2 de septiembre 2013 - 00:00

Todo es igual, nada es mejor

Omar De Felippe se retira con rostro de preocupación. Independiente no jugó bien, apenas le pudo empatar a su homónimo mendocino como local y sigue sin ganar en su participación en el Nacional B.
Omar De Felippe se retira con rostro de preocupación. Independiente no jugó bien, apenas le pudo empatar a su homónimo mendocino como local y sigue sin ganar en su participación en el Nacional B.
Una parte de una estrofa del tango "Cambalache" refleja la realidad de este Independiente que no encuentra el rumbo. Ni el aire fresco que puede significar la llegada de Omar De Felippe como nuevo entrenador (reemplazó al despedido Miguel Brindisi) le pudo cambiar la imagen a un equipo perdido, con horrores defensivos, sin volumen de juego y con una incapacidad ofensiva alarmante. Por eso, aunque el extécnico de Quilmes apenas pudo entrenar tres días desde que asumió, en Independiente todo es igual, nada es mejor. Volvió a decepcionar y sigue sin ganar en la segunda categoría.

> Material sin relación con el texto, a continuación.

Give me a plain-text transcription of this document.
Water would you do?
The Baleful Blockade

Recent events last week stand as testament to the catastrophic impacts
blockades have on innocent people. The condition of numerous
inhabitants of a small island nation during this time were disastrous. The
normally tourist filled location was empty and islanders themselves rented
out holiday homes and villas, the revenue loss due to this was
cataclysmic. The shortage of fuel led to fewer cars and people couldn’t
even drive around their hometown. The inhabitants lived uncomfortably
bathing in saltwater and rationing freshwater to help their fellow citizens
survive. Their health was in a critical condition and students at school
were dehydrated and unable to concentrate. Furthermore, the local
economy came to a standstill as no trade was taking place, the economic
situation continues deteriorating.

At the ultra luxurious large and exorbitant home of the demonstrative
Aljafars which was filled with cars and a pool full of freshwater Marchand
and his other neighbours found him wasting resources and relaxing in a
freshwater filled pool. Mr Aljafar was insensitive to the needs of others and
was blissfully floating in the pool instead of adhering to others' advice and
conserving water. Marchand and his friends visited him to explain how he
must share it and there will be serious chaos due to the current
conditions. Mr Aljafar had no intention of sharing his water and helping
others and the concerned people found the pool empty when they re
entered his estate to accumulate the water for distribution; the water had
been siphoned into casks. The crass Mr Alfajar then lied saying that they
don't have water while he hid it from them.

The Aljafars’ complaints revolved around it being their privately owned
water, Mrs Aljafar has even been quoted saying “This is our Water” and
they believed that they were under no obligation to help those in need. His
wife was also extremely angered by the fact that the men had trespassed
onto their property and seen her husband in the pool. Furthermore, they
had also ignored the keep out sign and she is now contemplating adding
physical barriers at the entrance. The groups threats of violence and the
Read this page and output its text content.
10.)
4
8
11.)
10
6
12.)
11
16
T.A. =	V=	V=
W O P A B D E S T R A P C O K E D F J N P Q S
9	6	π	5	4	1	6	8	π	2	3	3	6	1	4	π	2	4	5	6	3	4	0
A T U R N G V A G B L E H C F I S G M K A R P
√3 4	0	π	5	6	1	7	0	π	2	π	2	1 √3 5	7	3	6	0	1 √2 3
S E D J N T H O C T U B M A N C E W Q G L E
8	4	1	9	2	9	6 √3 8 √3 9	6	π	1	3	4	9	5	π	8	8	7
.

La primera parte se caracterizó por escasas llegadas de peligro, con pelotas divididas, intercambio en la posesión del balón y el nerviosismo de los dirigidos por De Felippe. Independiente, deslucido, no encontró el camino para desnivelar y apostó por el remate de media distancia de Menéndez, Mancuello y Fernández. Pero sufrió con las proyecciones de Mancuello y de Zapata, quienes no ayudaron en el retroceso. En la segunda etapa, Independiente no se salió del libreto y continuó como un equipo irresoluto en ataque, que tuvo mayor posesión del balón, pero que no lastimó a su rival.

Ni el ingreso de Pisano cambió la apatía de un equipo que no gana desde la 14ª fecha del torneo Final, cuando venció a Argentinos Juniors 3 a 1. El panorama es sombrío.